I have a circuit with 20 microstrain resolution.
I want know how much force I have to apply on strain gauge so that it provide 20 microstrain change.

Obviously that change will come with change in resistance. That math I can calculate.

But I want to know how to force applied to strain
 

wayneh

Joined Sep 9, 2010
17,498
You have not provided enough information. 20µ-strain means a 20ppm deformation from the original. You have to know the properties of the device being deformed in order to relate the ppm deformation into an absolute force.
 

studiot

Joined Nov 9, 2007
4,998
Wayne is right, you are short of information. The Force a strain gauge measures is in (applied to) the deforming body it is attached to, not in the stain gauge itself.

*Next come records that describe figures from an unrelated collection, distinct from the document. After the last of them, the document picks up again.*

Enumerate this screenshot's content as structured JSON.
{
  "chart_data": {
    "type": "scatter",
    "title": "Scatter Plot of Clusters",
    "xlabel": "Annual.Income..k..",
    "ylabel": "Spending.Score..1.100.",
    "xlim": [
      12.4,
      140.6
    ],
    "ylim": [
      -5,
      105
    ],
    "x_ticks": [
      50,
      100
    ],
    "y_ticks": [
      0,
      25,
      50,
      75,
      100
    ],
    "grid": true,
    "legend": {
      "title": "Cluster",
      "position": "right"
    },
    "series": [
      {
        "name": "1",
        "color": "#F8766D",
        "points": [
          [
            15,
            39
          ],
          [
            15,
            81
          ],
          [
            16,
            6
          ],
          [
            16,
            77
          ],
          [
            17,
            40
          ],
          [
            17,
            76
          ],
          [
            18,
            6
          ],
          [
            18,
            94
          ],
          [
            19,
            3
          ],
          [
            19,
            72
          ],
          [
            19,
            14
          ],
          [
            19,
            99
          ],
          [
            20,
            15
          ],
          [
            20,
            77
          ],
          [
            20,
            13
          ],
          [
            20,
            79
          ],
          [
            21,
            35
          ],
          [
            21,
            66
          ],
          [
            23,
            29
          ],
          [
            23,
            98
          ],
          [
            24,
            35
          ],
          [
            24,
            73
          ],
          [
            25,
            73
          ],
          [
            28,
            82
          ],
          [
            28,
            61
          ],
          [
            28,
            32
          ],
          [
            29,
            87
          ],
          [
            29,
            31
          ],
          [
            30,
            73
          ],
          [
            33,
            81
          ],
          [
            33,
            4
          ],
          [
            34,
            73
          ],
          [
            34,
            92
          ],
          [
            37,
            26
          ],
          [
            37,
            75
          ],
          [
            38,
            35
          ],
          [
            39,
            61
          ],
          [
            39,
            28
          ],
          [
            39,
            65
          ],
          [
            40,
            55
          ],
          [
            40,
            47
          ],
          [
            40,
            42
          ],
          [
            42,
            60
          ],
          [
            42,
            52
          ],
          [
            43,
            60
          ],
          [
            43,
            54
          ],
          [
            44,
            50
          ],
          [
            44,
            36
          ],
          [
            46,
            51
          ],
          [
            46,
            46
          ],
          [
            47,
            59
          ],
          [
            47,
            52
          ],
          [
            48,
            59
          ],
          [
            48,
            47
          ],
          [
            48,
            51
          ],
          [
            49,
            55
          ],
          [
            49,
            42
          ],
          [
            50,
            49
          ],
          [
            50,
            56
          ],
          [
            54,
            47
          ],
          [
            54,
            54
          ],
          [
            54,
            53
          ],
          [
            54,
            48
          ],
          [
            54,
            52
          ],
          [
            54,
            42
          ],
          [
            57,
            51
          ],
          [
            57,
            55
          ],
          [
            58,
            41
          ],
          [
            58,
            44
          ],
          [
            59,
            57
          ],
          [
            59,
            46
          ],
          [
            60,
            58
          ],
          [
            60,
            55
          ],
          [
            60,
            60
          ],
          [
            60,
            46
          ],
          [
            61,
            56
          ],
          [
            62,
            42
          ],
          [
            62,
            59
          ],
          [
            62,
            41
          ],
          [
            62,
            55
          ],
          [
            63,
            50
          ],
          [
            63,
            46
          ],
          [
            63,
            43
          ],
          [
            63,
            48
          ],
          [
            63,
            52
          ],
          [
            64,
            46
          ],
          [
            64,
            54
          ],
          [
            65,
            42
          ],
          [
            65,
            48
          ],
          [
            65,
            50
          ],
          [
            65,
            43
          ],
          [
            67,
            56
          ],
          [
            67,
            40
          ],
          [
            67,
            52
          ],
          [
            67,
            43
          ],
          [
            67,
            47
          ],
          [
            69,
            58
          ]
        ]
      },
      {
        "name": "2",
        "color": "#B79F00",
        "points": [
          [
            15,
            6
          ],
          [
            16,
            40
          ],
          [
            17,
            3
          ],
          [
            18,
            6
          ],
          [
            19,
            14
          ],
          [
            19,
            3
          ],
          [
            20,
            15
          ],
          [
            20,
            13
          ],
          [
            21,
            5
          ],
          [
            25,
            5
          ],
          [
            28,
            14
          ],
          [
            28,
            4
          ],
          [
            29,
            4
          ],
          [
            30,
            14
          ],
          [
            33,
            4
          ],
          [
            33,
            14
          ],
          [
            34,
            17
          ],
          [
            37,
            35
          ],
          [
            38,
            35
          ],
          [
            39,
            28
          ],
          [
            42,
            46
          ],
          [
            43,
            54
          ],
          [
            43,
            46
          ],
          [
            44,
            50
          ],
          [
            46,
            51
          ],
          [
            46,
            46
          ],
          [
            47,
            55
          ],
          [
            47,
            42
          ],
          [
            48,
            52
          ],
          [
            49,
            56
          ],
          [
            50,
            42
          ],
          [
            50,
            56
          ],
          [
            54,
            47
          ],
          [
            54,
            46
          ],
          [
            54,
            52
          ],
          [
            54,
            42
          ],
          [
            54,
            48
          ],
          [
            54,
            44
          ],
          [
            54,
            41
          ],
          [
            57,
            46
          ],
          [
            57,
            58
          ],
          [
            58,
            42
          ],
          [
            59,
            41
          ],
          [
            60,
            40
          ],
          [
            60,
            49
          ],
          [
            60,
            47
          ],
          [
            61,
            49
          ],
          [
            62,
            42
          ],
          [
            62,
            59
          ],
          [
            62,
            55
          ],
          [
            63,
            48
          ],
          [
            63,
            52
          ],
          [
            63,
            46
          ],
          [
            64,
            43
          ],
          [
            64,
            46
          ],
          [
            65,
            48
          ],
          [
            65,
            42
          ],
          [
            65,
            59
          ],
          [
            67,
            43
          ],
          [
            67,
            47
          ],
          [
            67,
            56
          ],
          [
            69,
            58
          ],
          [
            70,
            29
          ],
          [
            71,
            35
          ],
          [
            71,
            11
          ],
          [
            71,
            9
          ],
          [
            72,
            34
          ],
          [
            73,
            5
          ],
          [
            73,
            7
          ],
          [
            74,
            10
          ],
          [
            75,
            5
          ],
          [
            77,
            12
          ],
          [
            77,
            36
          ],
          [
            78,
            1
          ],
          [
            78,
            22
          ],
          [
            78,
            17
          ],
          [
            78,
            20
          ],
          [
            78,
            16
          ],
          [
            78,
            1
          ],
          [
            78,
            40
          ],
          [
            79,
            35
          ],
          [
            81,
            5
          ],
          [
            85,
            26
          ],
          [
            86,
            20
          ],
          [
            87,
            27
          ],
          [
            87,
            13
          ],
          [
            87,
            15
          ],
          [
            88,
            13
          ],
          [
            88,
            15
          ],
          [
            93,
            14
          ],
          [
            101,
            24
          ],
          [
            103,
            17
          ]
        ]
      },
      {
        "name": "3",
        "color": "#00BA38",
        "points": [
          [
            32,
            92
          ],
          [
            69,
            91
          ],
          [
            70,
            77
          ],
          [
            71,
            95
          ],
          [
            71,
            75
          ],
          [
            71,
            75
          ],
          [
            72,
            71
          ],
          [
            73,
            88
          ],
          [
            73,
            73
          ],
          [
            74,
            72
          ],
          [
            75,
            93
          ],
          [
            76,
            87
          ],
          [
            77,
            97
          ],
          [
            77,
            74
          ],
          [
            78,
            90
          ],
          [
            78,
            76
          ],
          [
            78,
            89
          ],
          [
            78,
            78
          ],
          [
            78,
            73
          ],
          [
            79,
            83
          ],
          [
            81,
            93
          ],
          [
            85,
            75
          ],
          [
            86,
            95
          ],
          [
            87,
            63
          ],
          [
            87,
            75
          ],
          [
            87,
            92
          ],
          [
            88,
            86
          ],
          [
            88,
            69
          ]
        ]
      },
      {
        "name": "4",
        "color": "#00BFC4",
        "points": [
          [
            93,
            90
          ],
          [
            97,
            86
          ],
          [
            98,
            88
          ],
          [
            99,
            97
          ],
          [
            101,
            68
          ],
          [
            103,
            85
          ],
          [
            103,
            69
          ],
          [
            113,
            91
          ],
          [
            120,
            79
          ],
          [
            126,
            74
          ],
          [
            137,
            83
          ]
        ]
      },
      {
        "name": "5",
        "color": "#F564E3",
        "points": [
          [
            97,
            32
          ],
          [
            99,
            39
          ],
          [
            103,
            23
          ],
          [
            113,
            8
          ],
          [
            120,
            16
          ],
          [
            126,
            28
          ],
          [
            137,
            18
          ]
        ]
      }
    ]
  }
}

Do you understand how strain gauges work?

Incidentally 'resolution' has nothing to do with your question.
Resolution is always the smallest difference in the measured quantity (strain in your case) your equipment can distinguish.

So a voltmeter with 0.01 volt resolution can distinguish between 5.00 volts and 5.01 volts, but not between 5.006 volts and 5.010 volts and so on.